I really believe this, that eating real food is the only path to your best weight and better health. So I guess I’m a “foodist.” Rose shared a great quote from Mike Pollan’s writing: “The most consistent predictor of weight gain and poor health is how much processed food we eat.” Here’s more wisdom from Rose’s book:
- Foodists don’t diet. Hunger will beat will power, sooner or later so dieting is hopeless. But do make permanent changes to your diet, away from processed factory foods and towards real food. By doing this you get enough to eat without fattening calories.
- Wisdom about will power: Studies show that people with the best will power use it infrequently. Sounds backwards, but they use their will power to form good habits, rather than doing daily battle with bad habits. So abandon factory food for good and make healthy eating your primary habit.
- Enjoy three meals each day but minimize snacking. Keep unhealthy snacks out of your home.
- The simplest rule: Eat more vegetables (and less sugar). The most neglected vegetables: legumes (beans, lentils) and roots (carrots, radishes, beets, sweet potatoes/yams).
- Enjoy hard cheeses. They’re rich in vitamin K-2, which protects against cancer, heart disease, and osteoporosis.
- Learn “mindful eating.” Slow down and think about the food (and chew more).
- Exercise! Exercise makes you hungry, but for better food. Start by walking, with a goal of 10,000 daily steps. (The BW wears a pedometer.)
Snacks are the subject of the week. They’re typically the worst foods we eat but it doesn’t have to be that way. If you eat wholesome food at meal times, you’re less likely to snack, and more likely to enjoy healthy snacks. Here are highlights from past posts:
In Healthful Snacks we cited Mike Moss, author of Salt, Sugar, Fat: How the Food Giants Hooked Us, from a N. Y. Times article that described a meeting of Food Inc. titans. The addictive nature of factory snack foods via the deft but unhealthy combination of salt, sugar, and fat, was presented and they were likened to the tobacco companies and a call was made to change their ways. What did they do? They declined to make changes.
In The Joy of Snacking we proposed a fundamental change to snacking: Eat real food! We also listed ten healthy and affordable snacks.
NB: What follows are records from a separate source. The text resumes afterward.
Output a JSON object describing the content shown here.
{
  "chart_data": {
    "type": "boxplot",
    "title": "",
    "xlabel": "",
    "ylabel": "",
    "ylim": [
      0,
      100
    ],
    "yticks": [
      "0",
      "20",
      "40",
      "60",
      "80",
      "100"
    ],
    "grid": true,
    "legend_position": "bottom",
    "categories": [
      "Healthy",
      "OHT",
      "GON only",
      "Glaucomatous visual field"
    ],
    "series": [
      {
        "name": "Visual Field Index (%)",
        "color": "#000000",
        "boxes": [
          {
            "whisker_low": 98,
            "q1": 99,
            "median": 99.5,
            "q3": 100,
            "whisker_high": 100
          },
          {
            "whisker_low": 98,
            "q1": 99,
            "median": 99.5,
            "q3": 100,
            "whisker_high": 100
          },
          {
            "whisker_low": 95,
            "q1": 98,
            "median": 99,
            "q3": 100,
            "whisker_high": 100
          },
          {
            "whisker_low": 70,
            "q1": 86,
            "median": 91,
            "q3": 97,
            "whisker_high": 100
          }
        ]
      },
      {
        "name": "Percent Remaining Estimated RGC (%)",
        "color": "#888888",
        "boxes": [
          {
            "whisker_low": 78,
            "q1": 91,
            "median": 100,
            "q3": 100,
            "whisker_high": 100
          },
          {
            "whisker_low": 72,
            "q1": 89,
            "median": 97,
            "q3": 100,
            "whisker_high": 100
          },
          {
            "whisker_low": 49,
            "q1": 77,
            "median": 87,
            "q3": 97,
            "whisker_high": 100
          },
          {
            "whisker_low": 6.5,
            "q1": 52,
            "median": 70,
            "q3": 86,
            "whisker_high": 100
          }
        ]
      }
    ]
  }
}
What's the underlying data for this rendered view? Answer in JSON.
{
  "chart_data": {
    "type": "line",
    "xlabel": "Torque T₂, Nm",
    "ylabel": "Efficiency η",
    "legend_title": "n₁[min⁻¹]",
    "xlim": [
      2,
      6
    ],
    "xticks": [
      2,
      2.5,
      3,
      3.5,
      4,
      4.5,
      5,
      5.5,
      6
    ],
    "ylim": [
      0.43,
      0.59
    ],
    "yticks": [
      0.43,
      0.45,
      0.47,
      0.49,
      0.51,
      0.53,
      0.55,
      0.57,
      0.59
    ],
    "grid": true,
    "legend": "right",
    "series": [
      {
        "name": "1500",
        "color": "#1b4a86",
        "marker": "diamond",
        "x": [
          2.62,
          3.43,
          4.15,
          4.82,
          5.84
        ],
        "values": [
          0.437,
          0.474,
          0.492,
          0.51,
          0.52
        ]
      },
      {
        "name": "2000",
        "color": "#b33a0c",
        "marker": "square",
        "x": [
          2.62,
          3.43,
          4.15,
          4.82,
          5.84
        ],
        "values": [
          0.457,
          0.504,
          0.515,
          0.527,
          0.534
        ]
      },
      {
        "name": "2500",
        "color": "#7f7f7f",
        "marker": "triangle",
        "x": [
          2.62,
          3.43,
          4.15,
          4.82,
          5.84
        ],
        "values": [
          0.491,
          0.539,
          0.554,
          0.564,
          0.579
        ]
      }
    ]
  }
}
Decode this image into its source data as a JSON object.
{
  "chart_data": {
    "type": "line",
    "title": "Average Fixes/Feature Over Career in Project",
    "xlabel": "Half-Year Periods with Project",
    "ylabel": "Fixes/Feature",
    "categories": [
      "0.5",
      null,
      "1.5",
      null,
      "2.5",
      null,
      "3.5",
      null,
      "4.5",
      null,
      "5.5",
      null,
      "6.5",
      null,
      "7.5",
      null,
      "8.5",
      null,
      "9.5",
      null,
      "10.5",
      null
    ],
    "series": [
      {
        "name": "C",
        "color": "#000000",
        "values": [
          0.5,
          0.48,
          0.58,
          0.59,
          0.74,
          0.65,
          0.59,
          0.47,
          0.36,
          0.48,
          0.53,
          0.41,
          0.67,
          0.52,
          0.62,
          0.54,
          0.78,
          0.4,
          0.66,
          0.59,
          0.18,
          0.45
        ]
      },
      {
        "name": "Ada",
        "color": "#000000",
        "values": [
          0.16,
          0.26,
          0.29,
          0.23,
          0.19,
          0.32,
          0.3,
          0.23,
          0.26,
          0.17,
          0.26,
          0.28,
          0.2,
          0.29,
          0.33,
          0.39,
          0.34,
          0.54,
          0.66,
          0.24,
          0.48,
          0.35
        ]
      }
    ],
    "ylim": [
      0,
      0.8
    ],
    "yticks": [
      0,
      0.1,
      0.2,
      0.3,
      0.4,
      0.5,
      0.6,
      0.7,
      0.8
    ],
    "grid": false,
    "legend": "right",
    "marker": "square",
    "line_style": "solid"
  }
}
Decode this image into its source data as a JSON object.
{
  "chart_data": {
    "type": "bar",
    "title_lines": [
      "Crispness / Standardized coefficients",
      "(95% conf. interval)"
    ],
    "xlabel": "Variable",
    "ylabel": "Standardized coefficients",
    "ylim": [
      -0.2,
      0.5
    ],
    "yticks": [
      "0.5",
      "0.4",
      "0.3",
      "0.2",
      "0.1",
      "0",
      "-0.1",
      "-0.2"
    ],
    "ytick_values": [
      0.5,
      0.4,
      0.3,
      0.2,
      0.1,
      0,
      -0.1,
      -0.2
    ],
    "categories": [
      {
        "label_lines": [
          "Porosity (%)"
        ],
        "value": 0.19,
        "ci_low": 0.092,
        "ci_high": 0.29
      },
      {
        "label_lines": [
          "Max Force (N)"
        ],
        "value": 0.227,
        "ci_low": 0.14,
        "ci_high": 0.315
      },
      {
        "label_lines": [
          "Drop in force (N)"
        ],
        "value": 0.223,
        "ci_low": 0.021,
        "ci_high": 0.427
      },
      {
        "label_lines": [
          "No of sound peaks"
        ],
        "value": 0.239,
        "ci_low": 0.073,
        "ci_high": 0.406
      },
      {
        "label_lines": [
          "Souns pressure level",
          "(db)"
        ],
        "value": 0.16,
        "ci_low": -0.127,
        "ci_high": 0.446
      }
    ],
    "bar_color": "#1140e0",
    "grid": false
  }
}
In a post The Snack Plate we noted how a healthy breakfast of whole foods reduced the tendency to snack during the day—snack calories were reduced 81%. It was also a money saver as snacks are typically the most expensive but least nutritious food we eat. Like we said above, it doesn’t have to be that way—eating healthy meals of whole foods reduces snacking, and improves the quality of snacks we do eat.
Please comment: When we eat regular, healthy meals, we snack less and make better choices. You can find healthy store-bought snacks but ours are mostly homemade. The best snacks are minimally processed—whole food snacks are best; we draw the processing line at granola and trail mix. Please share your favorite snack ideas.